Figure 6.. BDNF increases the physical interaction between G-actin and GADD34

(A) Representative western blots probed cofilin-P (ser 3, top row), total cofilin (middle row), and β-actin (bottom row) using samples from neurons exposed to vehicle or BDNF for 1 h. (B) Quantification of the ratio of cofilin-P over cofilin (n = 3 primary cultures). Paired t test. Unpaired t test, p = 0.0743. (C) Quantification of the ratio of cofilin-P over β-actin (n = 3 primary cultures). Paired t test. Unpaired t test, p = 0.8249. (D) Quantification of the ratio of cofilin over β-actin (n = 3 primary cultures). Paired t test. Unpaired t test, p = 0.2710. (E) Representative images of the PLA for GADD34-pan actin in primary neurons. Insets represent the PLA signal in the soma (black dots). Below the images are dendritic representations of the PLA signal. Yellow, PLA GADD34-eIF2α; cyan, MAP2; blue, DAPI. Scale bar: 100 μm. (F) Quantification of (G) (n = 39–44 neurons from 3 independent cultures). Statistical analysis was performed to compare differences in each compartment, independently. Unpaired t test. Error bars represent min to max values. See STAR Methods. (G) Representative images of GADD34-eIF2α PLA in primary neurons transduced with AAV9.U6.shRNA-cofilin or control and then exposed to BDNF for 1 h. Yellow, GADD34-eIF2α PLA; cyan, MAP2. Scale bar: 50 μm. (H) Quantification of (I) (n = 29–31 neurons/group from 3 independent cultures). Two-way ANOVA followed by Dunnet’s post hoc test. Error bars represent min to max values.

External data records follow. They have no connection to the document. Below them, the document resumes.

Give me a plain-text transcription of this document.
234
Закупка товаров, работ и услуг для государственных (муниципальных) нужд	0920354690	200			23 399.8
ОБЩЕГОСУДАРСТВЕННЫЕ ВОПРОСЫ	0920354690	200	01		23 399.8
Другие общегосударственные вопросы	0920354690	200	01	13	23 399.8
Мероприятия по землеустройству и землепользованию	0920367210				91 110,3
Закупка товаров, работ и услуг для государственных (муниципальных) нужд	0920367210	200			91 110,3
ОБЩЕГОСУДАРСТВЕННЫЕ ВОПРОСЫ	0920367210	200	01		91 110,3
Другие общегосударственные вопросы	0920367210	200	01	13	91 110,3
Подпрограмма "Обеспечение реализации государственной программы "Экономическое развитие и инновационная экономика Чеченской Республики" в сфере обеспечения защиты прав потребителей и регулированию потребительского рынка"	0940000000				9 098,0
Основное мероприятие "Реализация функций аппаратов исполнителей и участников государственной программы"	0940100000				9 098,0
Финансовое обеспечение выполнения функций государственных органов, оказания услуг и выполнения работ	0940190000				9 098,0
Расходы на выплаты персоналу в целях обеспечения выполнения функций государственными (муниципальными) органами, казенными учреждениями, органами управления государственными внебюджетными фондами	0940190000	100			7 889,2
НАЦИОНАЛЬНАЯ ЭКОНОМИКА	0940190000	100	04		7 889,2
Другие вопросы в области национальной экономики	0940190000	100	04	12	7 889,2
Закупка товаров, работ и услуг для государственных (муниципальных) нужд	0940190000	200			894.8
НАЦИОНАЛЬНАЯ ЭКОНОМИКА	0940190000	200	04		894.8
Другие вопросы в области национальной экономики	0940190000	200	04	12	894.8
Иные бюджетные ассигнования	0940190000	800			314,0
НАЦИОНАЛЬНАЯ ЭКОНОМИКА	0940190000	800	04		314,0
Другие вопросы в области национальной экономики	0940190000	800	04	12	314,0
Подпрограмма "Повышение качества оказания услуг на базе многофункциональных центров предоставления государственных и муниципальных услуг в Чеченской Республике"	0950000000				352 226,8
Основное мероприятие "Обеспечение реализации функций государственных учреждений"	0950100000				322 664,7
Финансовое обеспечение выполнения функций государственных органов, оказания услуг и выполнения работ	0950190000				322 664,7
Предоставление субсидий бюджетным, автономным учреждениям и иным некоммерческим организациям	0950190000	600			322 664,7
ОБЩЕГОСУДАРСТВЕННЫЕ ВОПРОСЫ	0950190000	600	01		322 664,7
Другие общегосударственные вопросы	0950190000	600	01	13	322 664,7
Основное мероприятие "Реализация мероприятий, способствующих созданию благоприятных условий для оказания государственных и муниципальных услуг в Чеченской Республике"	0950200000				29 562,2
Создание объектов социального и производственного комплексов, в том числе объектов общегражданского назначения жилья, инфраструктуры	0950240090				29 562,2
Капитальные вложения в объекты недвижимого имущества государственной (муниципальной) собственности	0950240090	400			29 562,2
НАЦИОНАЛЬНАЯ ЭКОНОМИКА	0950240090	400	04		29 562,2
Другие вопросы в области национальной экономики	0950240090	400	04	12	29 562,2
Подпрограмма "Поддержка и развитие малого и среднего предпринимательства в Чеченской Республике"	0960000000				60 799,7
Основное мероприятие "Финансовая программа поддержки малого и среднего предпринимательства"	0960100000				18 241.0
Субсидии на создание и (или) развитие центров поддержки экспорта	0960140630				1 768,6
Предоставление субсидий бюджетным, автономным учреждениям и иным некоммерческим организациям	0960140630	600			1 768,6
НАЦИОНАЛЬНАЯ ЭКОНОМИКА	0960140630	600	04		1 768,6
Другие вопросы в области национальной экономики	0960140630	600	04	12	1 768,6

Figure 7.. Increasing cofilin activity promotes protein synthesis and eIF2α dephosphorylation

(A) Viral system used to overexpress WT or mutant cofilin in primary neurons. (B) Western blot probed for GADD34 (top lane) or β-actin (bottom lane) on samples from neurons transduced with either no virus, cof-WT, or cof-S3A. Below is the quantification of GADD34 normalized by β-actin (n = 5 independent primary cultures). One-way ANOVA followed by Dunnett post hoc test. (C) Top: western blot probed for eIF2α-P (ser 5, top lane), total eIF2α (middle lane), or β-actin (bottom lane) on samples from neurons transduced with no virus, cof-WT, or cof-S3A. Bottom: quantification of eIF2α-P normalized by eIF2α and β-actin (n = 5 independent primary cultures). One-way ANOVA followed by Dunnett post hoc test. (D) Representative images of GADD34-eIF2α PLA in neurons transduced with no virus, AAV5.CamKIIα.Cof-WT-HA, or AAV5.CamKIIα.Cof-S3A-HA. Yellow, PLA; cyan, MAP2; blue, DAPI; green, HA (bottom right inset). Scale bar: 100 μm. (E) Quantification of the total PLA signal normalized by the neuronal area (n = 32–34 neurons from 3 independent cultures). One-way ANOVA followed by Dunnett post hoc test. Error bars represent min to max values. (F) Representative images of in situ SUnSET in neurons transduced with no virus (left column), AAV5.CamKIIα.Cof-WT-HA (middle column), or AAV5.CamKIIα.Cof-S3A-HA (right column), exposed to vehicle (top row) or BDNF (bottom row). Cyan, MAP2; gray, DAPI; pseudo color, puromycin (bottom left inset); red, HA (bottom right inset). Scale bar: 100 μm. (G) Quantification of (E) (n = 27–41 neurons from 3 independent cultures). Comparisons of vehicle vs. BDNF for each group (no virus, cof-WT, or cof-S3A): unpaired t test. Comparisons between groups: one-way ANOVA followed by Dunnett’s post hoc test. Error bars represent min to max values. (H) Representative images of in situ SUnSET in neurons transduced with no virus (left column), AAV5.CamKIIα.Cof-WT-HA (middle column), or AAV5.CamKIIα.Cof-S3A-HA (right column), co-transduced with CamKIIα.EGFP (top row) or CamKIIα.Cre-EGFP (bottom row). Cyan, MAP2; green, EGFP; pseudo color, puromycin (bottom left inset); red, HA (bottom right inset). Scale bar: 50 μm. (I) Quantification of (H) (n = 21–31 neurons from 3 independent cultures). Comparisons of vehicle vs. BDNF for each group (no virus, cof-WT, or cof-S3A): unpaired t test. Comparisons between groups: two-way ANOVA followed by Dunnett’s post hoc test. Error bars represent min to max values.